María volvió a hacer el mismo recorrido, pero esta vez fueron todos los interesados, incluido el padre de Catherine. Eran una pequeña delegación con destino a Basilea. Herzog los invitó a tomar asiento y les adelantó que todavía había lugar en el barco a pesar de que se habían anotado ya más de cien personas para la primera fecha de partida.

Aquiles Herzog les leyó el contrato. María escuchaba con todos sus sentidos, pero se estremeció cuando oyó por segunda vez que el Gobierno de la Provincia de Santa Fe se comprometía a otorgar veinte cuadras cuadradas, animales, semillas, harina y un rancho a cada familia de colonos. Como contrapartida, ellos harían lo que sabían hacer y al cabo de cinco años serían los dueños de la parcela. Trabajarían la tierra, entregarían parte de la producción a la provincia, otro tanto a Castellanos y se quedarían con el resto para su sustento. Alcanzaría para que ella y sus dos hermanas tuvieran un rancho y su hermano con Cathy otro.

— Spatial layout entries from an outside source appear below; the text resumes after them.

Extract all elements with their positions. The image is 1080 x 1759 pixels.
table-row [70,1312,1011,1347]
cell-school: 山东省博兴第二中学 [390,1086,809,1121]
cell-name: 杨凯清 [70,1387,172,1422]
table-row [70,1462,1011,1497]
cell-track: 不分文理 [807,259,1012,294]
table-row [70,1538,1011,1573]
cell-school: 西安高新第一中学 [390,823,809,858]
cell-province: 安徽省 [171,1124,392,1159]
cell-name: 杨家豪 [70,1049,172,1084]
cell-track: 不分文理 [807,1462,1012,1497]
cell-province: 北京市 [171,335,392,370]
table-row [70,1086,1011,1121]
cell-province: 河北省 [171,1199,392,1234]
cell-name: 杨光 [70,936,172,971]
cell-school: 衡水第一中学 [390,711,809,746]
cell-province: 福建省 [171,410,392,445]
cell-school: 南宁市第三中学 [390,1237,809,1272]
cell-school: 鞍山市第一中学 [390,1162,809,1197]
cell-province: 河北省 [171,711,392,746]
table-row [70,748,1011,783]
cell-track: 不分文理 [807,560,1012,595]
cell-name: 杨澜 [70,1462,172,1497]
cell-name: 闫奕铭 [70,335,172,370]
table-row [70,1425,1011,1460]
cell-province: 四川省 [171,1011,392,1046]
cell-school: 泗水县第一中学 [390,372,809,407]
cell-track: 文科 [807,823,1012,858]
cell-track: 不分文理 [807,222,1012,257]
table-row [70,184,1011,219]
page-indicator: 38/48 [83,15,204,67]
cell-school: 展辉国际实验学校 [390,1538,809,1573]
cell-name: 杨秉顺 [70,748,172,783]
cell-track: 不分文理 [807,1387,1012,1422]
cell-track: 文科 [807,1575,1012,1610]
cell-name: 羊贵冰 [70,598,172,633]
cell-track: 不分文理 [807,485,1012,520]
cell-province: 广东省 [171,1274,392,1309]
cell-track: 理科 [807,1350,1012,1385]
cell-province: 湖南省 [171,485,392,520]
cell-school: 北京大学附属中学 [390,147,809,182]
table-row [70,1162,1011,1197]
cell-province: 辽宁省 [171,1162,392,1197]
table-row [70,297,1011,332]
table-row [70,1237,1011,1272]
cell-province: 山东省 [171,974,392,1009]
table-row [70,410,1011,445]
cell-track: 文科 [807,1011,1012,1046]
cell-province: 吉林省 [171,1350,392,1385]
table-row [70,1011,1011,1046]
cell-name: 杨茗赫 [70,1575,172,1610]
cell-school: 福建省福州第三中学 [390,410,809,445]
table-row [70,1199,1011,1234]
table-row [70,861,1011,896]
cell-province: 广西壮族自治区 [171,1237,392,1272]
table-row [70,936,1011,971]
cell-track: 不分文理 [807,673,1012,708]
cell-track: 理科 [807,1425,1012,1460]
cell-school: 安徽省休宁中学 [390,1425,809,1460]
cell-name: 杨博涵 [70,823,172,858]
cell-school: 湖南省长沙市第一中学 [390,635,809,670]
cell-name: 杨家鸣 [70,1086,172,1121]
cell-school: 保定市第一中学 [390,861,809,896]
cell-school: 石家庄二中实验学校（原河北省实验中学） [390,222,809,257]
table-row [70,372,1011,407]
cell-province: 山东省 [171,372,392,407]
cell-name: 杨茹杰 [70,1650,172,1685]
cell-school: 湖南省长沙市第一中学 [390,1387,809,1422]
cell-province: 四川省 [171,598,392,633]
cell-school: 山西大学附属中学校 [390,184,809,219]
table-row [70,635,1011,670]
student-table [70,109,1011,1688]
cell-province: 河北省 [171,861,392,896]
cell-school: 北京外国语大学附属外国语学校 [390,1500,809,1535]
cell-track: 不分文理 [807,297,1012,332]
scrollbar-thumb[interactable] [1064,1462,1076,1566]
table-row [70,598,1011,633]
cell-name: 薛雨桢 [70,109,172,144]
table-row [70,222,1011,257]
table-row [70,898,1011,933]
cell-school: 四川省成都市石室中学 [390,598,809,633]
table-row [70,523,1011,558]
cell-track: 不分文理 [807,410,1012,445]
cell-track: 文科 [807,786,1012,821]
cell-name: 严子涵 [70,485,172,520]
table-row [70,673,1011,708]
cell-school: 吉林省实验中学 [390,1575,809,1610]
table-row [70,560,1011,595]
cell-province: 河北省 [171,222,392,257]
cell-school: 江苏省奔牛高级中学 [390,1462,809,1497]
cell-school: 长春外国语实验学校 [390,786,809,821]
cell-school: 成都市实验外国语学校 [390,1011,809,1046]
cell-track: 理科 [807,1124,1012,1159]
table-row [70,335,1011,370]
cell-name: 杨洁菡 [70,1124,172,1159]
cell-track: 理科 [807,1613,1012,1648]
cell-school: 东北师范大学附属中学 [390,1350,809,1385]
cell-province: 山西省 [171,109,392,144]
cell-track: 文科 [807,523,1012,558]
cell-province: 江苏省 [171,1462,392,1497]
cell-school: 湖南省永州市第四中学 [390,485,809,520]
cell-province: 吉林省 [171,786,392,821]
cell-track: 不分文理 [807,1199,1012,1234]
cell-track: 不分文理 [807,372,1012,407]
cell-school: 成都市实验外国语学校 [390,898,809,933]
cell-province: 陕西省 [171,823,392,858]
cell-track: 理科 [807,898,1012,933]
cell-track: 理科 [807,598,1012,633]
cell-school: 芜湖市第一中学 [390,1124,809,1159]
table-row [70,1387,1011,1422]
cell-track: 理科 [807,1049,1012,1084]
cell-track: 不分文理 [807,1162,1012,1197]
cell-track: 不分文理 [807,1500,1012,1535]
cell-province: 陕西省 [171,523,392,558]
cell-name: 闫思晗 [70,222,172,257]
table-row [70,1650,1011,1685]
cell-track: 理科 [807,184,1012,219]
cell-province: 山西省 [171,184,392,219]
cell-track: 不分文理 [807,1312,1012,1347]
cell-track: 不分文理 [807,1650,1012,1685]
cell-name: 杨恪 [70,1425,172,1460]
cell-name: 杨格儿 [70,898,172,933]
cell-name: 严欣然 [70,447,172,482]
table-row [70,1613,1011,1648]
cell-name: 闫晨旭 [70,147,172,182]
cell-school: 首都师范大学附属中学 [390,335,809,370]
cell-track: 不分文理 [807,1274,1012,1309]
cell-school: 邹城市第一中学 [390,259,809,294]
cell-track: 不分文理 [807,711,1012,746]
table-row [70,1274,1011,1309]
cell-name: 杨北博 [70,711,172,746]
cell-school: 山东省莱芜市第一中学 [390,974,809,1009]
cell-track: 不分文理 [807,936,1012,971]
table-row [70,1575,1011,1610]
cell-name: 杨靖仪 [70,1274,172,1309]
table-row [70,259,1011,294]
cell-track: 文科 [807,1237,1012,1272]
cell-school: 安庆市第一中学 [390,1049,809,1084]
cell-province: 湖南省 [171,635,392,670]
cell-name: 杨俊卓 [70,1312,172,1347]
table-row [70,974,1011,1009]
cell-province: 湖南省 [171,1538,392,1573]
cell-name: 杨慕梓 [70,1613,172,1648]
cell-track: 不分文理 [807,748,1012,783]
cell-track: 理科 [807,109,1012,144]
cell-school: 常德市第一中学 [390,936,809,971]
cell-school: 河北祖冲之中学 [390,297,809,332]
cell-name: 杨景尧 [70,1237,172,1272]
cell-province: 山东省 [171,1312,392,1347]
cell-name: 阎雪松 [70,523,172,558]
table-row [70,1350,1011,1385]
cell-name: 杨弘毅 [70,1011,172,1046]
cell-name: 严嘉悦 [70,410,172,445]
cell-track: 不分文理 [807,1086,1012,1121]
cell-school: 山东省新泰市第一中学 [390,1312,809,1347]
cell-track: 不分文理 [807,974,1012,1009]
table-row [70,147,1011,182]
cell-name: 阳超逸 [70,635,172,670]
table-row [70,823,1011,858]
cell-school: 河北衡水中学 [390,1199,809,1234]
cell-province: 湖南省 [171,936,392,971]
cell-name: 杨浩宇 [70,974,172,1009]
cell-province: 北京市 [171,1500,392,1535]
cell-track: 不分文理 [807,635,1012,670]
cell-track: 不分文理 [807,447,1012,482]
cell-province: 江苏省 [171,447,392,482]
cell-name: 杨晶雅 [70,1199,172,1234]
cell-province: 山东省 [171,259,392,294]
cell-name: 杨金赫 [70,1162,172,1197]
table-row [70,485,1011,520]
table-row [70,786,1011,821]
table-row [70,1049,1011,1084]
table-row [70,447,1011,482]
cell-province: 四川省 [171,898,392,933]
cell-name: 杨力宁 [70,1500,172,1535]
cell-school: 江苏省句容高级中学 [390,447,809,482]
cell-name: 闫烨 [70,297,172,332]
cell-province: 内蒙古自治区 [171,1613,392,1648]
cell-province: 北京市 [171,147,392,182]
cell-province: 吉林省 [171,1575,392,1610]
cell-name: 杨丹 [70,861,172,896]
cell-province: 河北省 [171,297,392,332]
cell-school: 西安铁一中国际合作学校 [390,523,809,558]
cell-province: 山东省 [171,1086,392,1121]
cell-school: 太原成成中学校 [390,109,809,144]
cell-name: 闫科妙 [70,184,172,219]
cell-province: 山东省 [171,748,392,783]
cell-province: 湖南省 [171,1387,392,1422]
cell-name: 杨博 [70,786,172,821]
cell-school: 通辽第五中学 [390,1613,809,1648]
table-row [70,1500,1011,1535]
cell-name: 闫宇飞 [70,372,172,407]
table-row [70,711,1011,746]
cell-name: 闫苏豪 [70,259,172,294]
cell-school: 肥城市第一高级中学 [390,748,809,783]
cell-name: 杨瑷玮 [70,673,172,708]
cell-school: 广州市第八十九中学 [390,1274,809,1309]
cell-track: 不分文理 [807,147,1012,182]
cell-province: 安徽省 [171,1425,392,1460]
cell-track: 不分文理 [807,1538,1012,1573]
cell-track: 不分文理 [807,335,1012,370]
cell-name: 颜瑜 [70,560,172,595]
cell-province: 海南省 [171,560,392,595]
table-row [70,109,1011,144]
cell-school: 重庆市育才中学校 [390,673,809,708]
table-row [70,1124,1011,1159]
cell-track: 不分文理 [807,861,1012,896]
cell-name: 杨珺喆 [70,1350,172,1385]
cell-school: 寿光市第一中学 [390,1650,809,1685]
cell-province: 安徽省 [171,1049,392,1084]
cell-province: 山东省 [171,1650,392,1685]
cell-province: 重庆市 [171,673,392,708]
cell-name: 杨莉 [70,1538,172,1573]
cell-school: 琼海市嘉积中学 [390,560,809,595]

Ulrich firmó como cabeza de la familia y les entregaron los pasajes. Entre la gratitud y la esperanza, apareció la sensación de que la vida que hasta entonces habían tenido se acababa. Catherine abrazó fuerte al padre, que no pudo contener las lágrimas: su hija, que apenas había cumplido los veinte años, se iba para no volver. Lo buscó a Ulrich con una mirada de súplica sofocada. Cuídala, le decía con cada lágrima, no se olviden de nosotros, no dejen de escribir, menos mal que mi mujer ya murió, no hubiera resistido esta partida.